E se a indemnização de Alexandra Reis deu pano para mangas, a do ex-acionista David Neeleman, no valor de 55 milhões de euros, também foi tema. Mas não há consenso quanto à obrigação de os valores a pagar. “O valor alcançado resulta de uma negociação até um ponto de entendimento entre as partes. Porém a existência de uma obrigação de pagamento a David Neeleman não foi amplamente consensual, sobretudo num contexto de alguma incerteza jurídica sobre os termos em que foi realizada a privatização em 2015, com recuso ao mecanismo ‘Fundos Airbus’”, lê-se no documento que recorda o processo de privatização da TAP. “Após uma negociação difícil com os acionistas privados, num processo intermediado por consultores externos, foi possível obter um acordo, nos termos do qual o Estado passa a deter 72,5% do capital social [da TAP] e os respetivos direitos económicos”. E, como contrapartida, “o Estado teve de pagar o valor de 55 milhões a David Neeleman”, montante resultante de um acordo, “cujas componentes estão devidamente discriminadas” no decreto-lei de 16 de julho”. “Acresce que, nesse acordo, Neeleman aceitou abdicar de qualquer litigância no futuro, condição relevante para a negociação do Plano de Reestruturação com Bruxelas”.

Reestruturação

O processo de reestruturação da companhia aérea levou à redução de trabalhadores, o que trouxe problemas. “O plano de reestruturação teve também impactos negativos sobre os trabalhadores.
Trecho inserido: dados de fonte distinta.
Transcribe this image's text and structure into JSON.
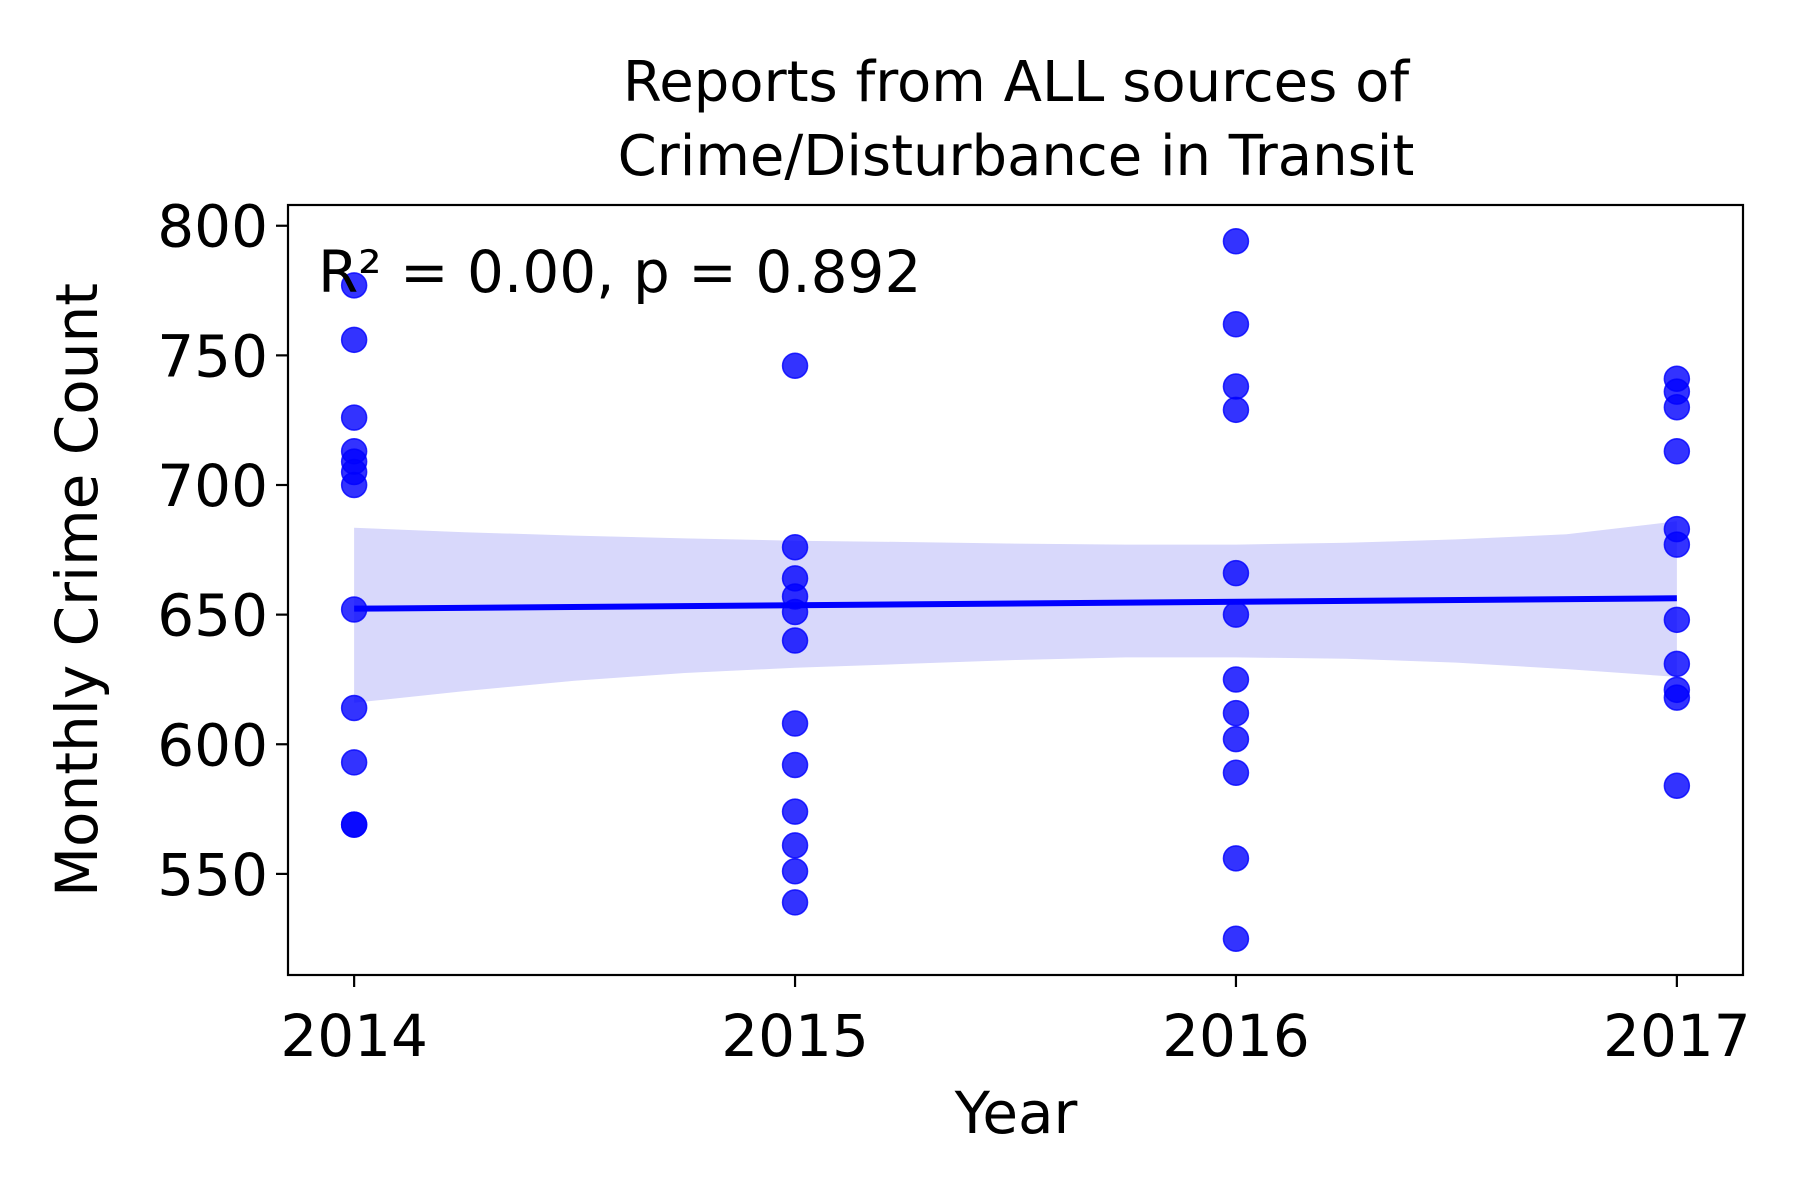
{
  "chart_data": {
    "type": "scatter",
    "title_lines": [
      "Reports from ALL sources of",
      "Crime/Disturbance in Transit"
    ],
    "xlabel": "Year",
    "ylabel": "Monthly Crime Count",
    "annotation": "R² = 0.00, p = 0.892",
    "x_ticks": [
      2014,
      2015,
      2016,
      2017
    ],
    "y_ticks": [
      550,
      600,
      650,
      700,
      750,
      800
    ],
    "xlim": [
      2013.85,
      2017.15
    ],
    "ylim": [
      511,
      808
    ],
    "grid": false,
    "colors": {
      "points": "#0000ff",
      "line": "#0000ff",
      "band": "#d8d8fb"
    },
    "points": [
      {
        "x": 2014,
        "y": 777
      },
      {
        "x": 2014,
        "y": 756
      },
      {
        "x": 2014,
        "y": 726
      },
      {
        "x": 2014,
        "y": 713
      },
      {
        "x": 2014,
        "y": 709
      },
      {
        "x": 2014,
        "y": 705
      },
      {
        "x": 2014,
        "y": 700
      },
      {
        "x": 2014,
        "y": 652
      },
      {
        "x": 2014,
        "y": 614
      },
      {
        "x": 2014,
        "y": 593
      },
      {
        "x": 2014,
        "y": 569
      },
      {
        "x": 2014,
        "y": 569
      },
      {
        "x": 2015,
        "y": 746
      },
      {
        "x": 2015,
        "y": 676
      },
      {
        "x": 2015,
        "y": 664
      },
      {
        "x": 2015,
        "y": 657
      },
      {
        "x": 2015,
        "y": 651
      },
      {
        "x": 2015,
        "y": 640
      },
      {
        "x": 2015,
        "y": 608
      },
      {
        "x": 2015,
        "y": 592
      },
      {
        "x": 2015,
        "y": 574
      },
      {
        "x": 2015,
        "y": 561
      },
      {
        "x": 2015,
        "y": 551
      },
      {
        "x": 2015,
        "y": 539
      },
      {
        "x": 2016,
        "y": 794
      },
      {
        "x": 2016,
        "y": 762
      },
      {
        "x": 2016,
        "y": 738
      },
      {
        "x": 2016,
        "y": 729
      },
      {
        "x": 2016,
        "y": 666
      },
      {
        "x": 2016,
        "y": 650
      },
      {
        "x": 2016,
        "y": 625
      },
      {
        "x": 2016,
        "y": 612
      },
      {
        "x": 2016,
        "y": 602
      },
      {
        "x": 2016,
        "y": 589
      },
      {
        "x": 2016,
        "y": 556
      },
      {
        "x": 2016,
        "y": 525
      },
      {
        "x": 2017,
        "y": 741
      },
      {
        "x": 2017,
        "y": 736
      },
      {
        "x": 2017,
        "y": 730
      },
      {
        "x": 2017,
        "y": 713
      },
      {
        "x": 2017,
        "y": 683
      },
      {
        "x": 2017,
        "y": 677
      },
      {
        "x": 2017,
        "y": 648
      },
      {
        "x": 2017,
        "y": 631
      },
      {
        "x": 2017,
        "y": 621
      },
      {
        "x": 2017,
        "y": 618
      },
      {
        "x": 2017,
        "y": 584
      }
    ],
    "regression": {
      "x": [
        2014,
        2017
      ],
      "y": [
        652.3,
        656.3
      ]
    },
    "confidence_band": {
      "x": [
        2014,
        2014.25,
        2014.5,
        2014.75,
        2015,
        2015.25,
        2015.5,
        2015.75,
        2016,
        2016.25,
        2016.5,
        2016.75,
        2017
      ],
      "upper": [
        683.5,
        681.8,
        680.5,
        679.4,
        678.5,
        678.0,
        677.4,
        677.0,
        677.0,
        677.7,
        679.0,
        681.0,
        686.0
      ],
      "lower": [
        616.0,
        620.5,
        624.5,
        627.5,
        629.5,
        631.0,
        632.5,
        633.5,
        633.5,
        633.0,
        631.5,
        629.0,
        626.0
      ]
    }
  }
}
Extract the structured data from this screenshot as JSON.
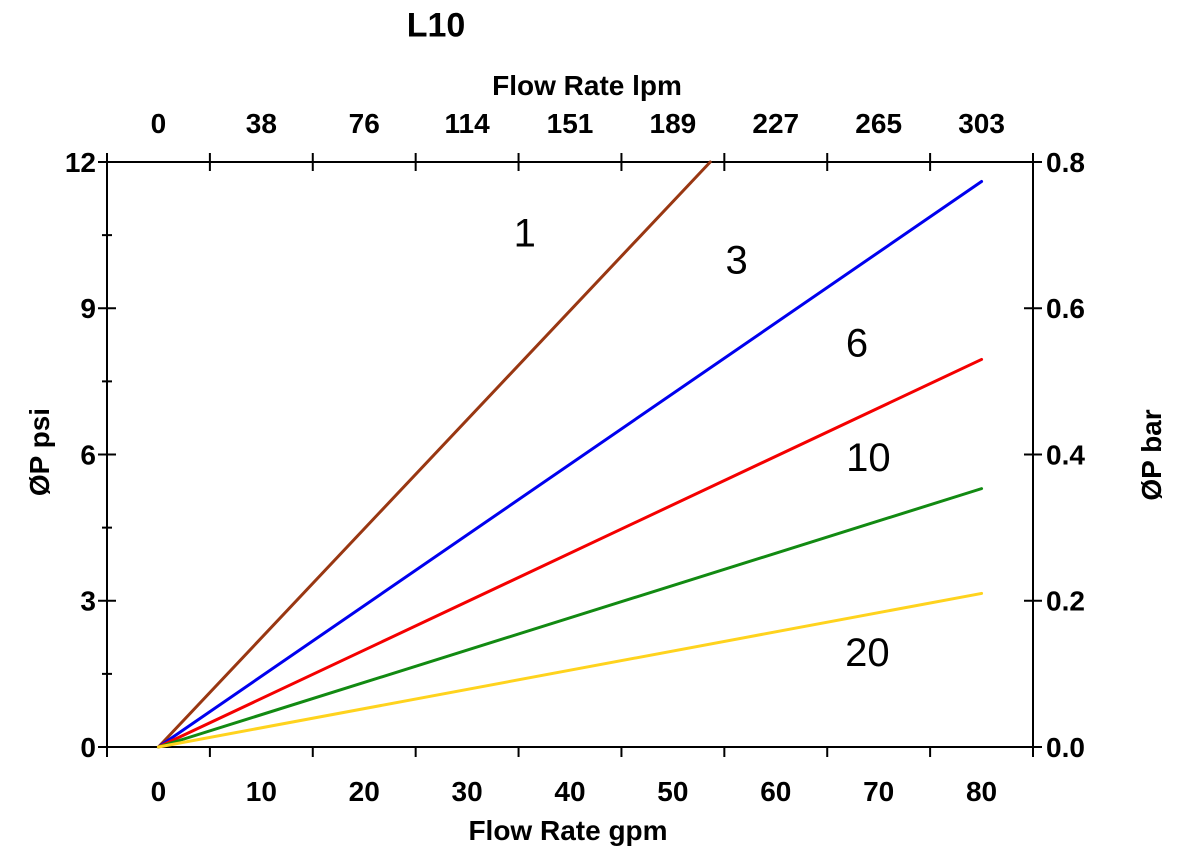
{
  "chart_data": {
    "type": "line",
    "title": "L10",
    "axes": {
      "top": {
        "label": "Flow Rate lpm",
        "ticks": [
          "0",
          "38",
          "76",
          "114",
          "151",
          "189",
          "227",
          "265",
          "303"
        ]
      },
      "bottom": {
        "label": "Flow Rate gpm",
        "ticks": [
          "0",
          "10",
          "20",
          "30",
          "40",
          "50",
          "60",
          "70",
          "80"
        ],
        "tick_values_gpm": [
          0,
          10,
          20,
          30,
          40,
          50,
          60,
          70,
          80
        ]
      },
      "left": {
        "label": "ØP psi",
        "ticks": [
          "0",
          "3",
          "6",
          "9",
          "12"
        ],
        "tick_values_psi": [
          0,
          3,
          6,
          9,
          12
        ],
        "range_psi": [
          0,
          12
        ],
        "minor_ticks_psi": [
          1.5,
          4.5,
          7.5,
          10.5
        ]
      },
      "right": {
        "label": "ØP bar",
        "ticks": [
          "0.0",
          "0.2",
          "0.4",
          "0.6",
          "0.8"
        ],
        "tick_values_bar": [
          0.0,
          0.2,
          0.4,
          0.6,
          0.8
        ]
      }
    },
    "grid": false,
    "legend": "inline-labels",
    "series": [
      {
        "label": "1",
        "color": "#993712",
        "x_gpm": [
          0,
          80
        ],
        "y_psi": [
          0,
          17.9
        ],
        "clipped_at_top": true,
        "label_pos": {
          "gpm": 35.6,
          "psi": 10.55
        }
      },
      {
        "label": "3",
        "color": "#0000EE",
        "x_gpm": [
          0,
          80
        ],
        "y_psi": [
          0,
          11.6
        ],
        "clipped_at_top": false,
        "label_pos": {
          "gpm": 56.2,
          "psi": 10.0
        }
      },
      {
        "label": "6",
        "color": "#F40000",
        "x_gpm": [
          0,
          80
        ],
        "y_psi": [
          0,
          7.95
        ],
        "clipped_at_top": false,
        "label_pos": {
          "gpm": 67.9,
          "psi": 8.3
        }
      },
      {
        "label": "10",
        "color": "#128A12",
        "x_gpm": [
          0,
          80
        ],
        "y_psi": [
          0,
          5.3
        ],
        "clipped_at_top": false,
        "label_pos": {
          "gpm": 69.0,
          "psi": 5.95
        }
      },
      {
        "label": "20",
        "color": "#FFD31E",
        "x_gpm": [
          0,
          80
        ],
        "y_psi": [
          0,
          3.15
        ],
        "clipped_at_top": false,
        "label_pos": {
          "gpm": 68.9,
          "psi": 1.95
        }
      }
    ],
    "axis_color": "#000000",
    "background_color": "#FFFFFF"
  }
}
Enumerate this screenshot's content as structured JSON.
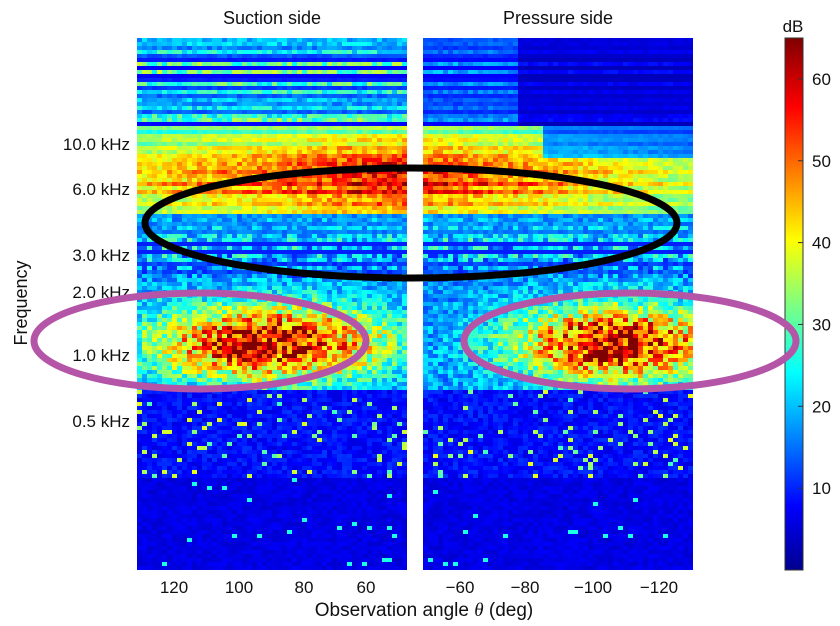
{
  "chart_data": {
    "type": "heatmap",
    "panels": [
      {
        "title": "Suction side",
        "x_ticks": [
          "120",
          "100",
          "80",
          "60"
        ],
        "x_tick_values": [
          120,
          100,
          80,
          60
        ],
        "xlim": [
          135,
          50
        ]
      },
      {
        "title": "Pressure side",
        "x_ticks": [
          "−60",
          "−80",
          "−100",
          "−120"
        ],
        "x_tick_values": [
          -60,
          -80,
          -100,
          -120
        ],
        "xlim": [
          -50,
          -135
        ]
      }
    ],
    "ylabel": "Frequency",
    "y_ticks": [
      "10.0 kHz",
      "6.0 kHz",
      "3.0 kHz",
      "2.0 kHz",
      "1.0 kHz",
      "0.5 kHz"
    ],
    "y_tick_values_khz": [
      10.0,
      6.0,
      3.0,
      2.0,
      1.0,
      0.5
    ],
    "y_scale": "log",
    "xlabel_prefix": "Observation angle ",
    "xlabel_symbol": "θ",
    "xlabel_suffix": " (deg)",
    "colorbar": {
      "unit": "dB",
      "ticks": [
        "60",
        "50",
        "40",
        "30",
        "20",
        "10"
      ],
      "tick_values": [
        60,
        50,
        40,
        30,
        20,
        10
      ],
      "range": [
        0,
        65
      ],
      "colormap": "jet"
    },
    "highlight_regions": [
      {
        "panel": "both",
        "freq_range_khz": [
          2.5,
          7.0
        ],
        "color": "#000000"
      },
      {
        "panel": "Suction side",
        "freq_range_khz": [
          0.7,
          1.8
        ],
        "color": "#b455a8"
      },
      {
        "panel": "Pressure side",
        "freq_range_khz": [
          0.7,
          1.8
        ],
        "color": "#b455a8"
      }
    ]
  }
}
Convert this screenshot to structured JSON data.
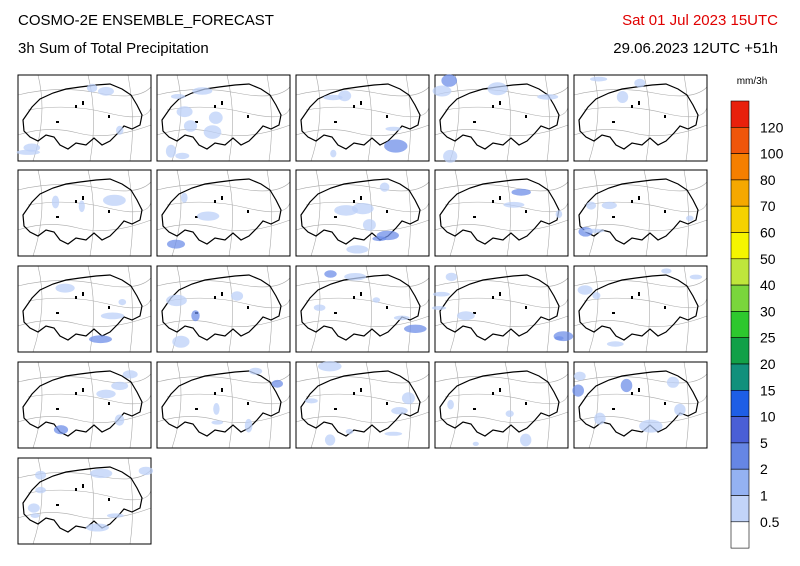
{
  "header": {
    "title": "COSMO-2E ENSEMBLE_FORECAST",
    "subtitle": "3h Sum of Total Precipitation",
    "valid_time": "Sat 01 Jul 2023 15UTC",
    "run": "29.06.2023 12UTC +51h"
  },
  "colorbar": {
    "unit": "mm/3h",
    "labels": [
      "120",
      "100",
      "80",
      "70",
      "60",
      "50",
      "40",
      "30",
      "25",
      "20",
      "15",
      "10",
      "5",
      "2",
      "1",
      "0.5"
    ]
  }
}
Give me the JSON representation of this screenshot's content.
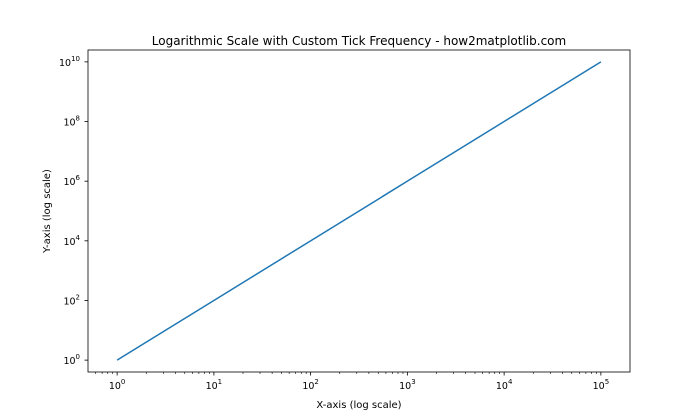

Desde logo, e após suspensão dos acordos coletivos de trabalho, foram celebrados entre a TAP e todos os sindicatos Acordos Temporários de Emergência”, diz o relatório que acrescenta que estes acordos “foram vistos pelos sindicatos como acordos defensivos para salvaguardar postos de trabalho, tendo sido aceites cortes salariais entre 20% a 50%”. E que “tal não impediu, todavia, uma forte redução do número de efetivos por via de mecanismos como a não renovação de contratos a termos, rescisões por acordo e despedimentos coletivos”.

Fundos airbus

O relatório fala ainda sobre o recurso aos chamados “Fundos Airbus”, pagos pelo fabricante europeu a David Neeleman no âmbito do negócio de renovação da frota, e que o empresário usou para capitalizar a TAP na privatização em 2015. E diz que tanto a proposta vinculativa como a final para comprar 61% da TAP “são omissas em relação ao mecanismo de capitalização que só mais tarde viria a ser conhecido como ‘Fundos Airbus’”. Só depois, meses mais tarde, foi explicada a origem do dinheiro que foi aplicado para a compra da TAP.

“A capitalização da TAP far-se-ia com a VDR assinada a 24 de junho, com recurso a capitais próprios das empresas constituintes da Atlantic Gateway (conforme confirmado em carta assinada pelos acionistas, com a mesma data) – o que, na verdade, não se verificou”, diz.